Al giorno d’oggi non si può ancora sapere quali saranno gli sviluppi, non abbiamo né possibilità di predire se diventerà lo strumento del miglioramento della vita sulla terra o se, timore di molti, “le macchine prenderanno il sopravvento”. L’unica reale certezza è che l’AI potra diventare un dono, se noi lavoreremo per questo. Allora, anche a livello di fede, potrà fare la differenza in positivo: potrà aiutarci a pregare, a studiare i Padri della Chiesa, a diffondere il Vangelo. Tutto dipende da noi. Di certo non ci si potrà lamentare se in futuro l’AI sarà diventato mezzo di cose negative, se non avremo lavorato per portarla dove si vuole, verso il bene, se avremo lasciato ad altri la possibilità di farlo.

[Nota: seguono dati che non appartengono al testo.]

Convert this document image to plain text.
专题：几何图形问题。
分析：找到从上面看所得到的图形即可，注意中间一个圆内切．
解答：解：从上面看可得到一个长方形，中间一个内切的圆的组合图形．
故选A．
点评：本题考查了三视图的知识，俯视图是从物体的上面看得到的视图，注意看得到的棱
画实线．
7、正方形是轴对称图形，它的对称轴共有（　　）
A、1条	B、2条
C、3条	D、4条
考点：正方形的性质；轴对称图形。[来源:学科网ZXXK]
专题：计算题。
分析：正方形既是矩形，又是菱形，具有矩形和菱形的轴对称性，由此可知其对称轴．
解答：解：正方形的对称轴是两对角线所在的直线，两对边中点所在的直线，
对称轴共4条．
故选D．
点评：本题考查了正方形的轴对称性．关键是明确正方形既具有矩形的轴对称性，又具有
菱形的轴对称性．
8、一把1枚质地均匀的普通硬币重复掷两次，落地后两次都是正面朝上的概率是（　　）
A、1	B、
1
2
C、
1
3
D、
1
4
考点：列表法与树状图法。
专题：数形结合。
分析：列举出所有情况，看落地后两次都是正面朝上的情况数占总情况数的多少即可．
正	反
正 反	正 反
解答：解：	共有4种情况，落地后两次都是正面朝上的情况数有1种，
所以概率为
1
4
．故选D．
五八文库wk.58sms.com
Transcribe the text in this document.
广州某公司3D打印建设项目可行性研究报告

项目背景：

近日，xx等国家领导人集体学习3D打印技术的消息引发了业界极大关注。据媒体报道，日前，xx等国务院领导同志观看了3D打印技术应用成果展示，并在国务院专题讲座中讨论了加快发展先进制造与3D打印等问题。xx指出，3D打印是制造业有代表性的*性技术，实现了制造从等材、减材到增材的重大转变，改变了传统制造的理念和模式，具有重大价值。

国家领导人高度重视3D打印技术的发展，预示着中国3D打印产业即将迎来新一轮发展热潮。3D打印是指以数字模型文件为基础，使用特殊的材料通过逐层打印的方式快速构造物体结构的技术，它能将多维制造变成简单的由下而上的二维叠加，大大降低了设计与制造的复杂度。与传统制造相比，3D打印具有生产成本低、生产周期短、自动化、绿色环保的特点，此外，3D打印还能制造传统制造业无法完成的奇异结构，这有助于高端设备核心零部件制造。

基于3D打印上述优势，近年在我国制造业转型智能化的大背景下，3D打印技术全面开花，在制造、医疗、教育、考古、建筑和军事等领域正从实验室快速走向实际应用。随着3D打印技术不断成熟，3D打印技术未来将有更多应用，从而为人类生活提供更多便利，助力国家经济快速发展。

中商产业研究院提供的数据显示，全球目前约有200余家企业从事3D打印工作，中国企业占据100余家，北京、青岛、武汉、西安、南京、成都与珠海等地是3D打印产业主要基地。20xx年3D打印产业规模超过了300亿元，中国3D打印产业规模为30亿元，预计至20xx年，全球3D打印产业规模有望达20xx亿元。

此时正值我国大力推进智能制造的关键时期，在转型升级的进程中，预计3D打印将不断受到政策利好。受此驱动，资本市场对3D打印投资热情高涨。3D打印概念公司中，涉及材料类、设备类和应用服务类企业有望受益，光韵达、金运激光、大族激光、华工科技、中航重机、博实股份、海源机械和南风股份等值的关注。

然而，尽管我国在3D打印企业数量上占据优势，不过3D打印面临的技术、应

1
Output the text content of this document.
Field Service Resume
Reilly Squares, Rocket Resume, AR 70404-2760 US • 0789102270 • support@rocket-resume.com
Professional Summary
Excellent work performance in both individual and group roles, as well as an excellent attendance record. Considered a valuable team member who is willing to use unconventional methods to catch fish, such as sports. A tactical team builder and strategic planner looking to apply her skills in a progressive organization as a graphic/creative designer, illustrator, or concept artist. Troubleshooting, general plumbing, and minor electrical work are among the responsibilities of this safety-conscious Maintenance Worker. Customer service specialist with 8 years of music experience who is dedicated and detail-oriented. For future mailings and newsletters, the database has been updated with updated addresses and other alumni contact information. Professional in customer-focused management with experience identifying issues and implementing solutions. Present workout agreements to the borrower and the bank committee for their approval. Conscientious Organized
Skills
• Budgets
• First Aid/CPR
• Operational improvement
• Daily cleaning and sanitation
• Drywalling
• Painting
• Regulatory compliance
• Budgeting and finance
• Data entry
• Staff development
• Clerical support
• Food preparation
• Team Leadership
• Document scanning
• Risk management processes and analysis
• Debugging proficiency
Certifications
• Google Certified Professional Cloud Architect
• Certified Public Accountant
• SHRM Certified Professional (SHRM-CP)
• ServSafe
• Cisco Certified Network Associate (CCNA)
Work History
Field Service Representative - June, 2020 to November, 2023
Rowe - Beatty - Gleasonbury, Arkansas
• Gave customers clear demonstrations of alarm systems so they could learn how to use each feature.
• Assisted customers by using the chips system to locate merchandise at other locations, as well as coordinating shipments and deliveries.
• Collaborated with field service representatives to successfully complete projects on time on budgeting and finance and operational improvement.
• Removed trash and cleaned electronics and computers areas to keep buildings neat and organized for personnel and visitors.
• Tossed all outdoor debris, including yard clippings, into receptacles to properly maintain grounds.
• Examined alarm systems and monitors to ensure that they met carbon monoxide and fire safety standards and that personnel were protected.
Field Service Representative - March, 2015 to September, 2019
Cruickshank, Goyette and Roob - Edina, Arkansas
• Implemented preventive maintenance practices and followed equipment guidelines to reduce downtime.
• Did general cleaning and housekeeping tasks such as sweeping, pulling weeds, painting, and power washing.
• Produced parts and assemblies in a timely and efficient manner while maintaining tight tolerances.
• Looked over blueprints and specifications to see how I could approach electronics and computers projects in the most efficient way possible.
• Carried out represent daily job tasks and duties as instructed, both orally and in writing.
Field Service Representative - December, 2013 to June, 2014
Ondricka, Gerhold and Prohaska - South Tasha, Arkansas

Nei prossimi articoli esploreremo questa sfida sotto diverse luci. Ci chiederemo: l’AI rispetterà la sacralità della persona umana o rischia di ridurla a un numero? Può sostituire il lavoro, vocazione divina dell’uomo, senza impoverirci? Può servire la verità in un mondo di menzogne digitali? E ancora, può sostenerci nella vita spirituale senza sostituire la grazia? Ogni domanda ci riporta al cuore della Tradizione: l’uomo non vive di sola tecnica, ma di ogni parola che esce dalla bocca di Dio (cfr. Matteo 4, 4).

Non siamo i primi a fronteggiare un progresso che affascina e spaventa. Quando l’uomo inventò la stampa, alcuni temettero che avrebbe corrotto le anime; invece, divenne uno strumento per diffondere la Bibbia. Oggi, l’AI è la nostra stampa, il nostro fuoco prometeico. Sta a noi, fedeli del vero Cattolicesimo, accenderlo per illuminare il cammino verso Cristo e non lasciarlo invece bruciare fino a consumarci.
La risposta non è nella tecnologia, ma nel nostro cuore, illuminato dalla fede.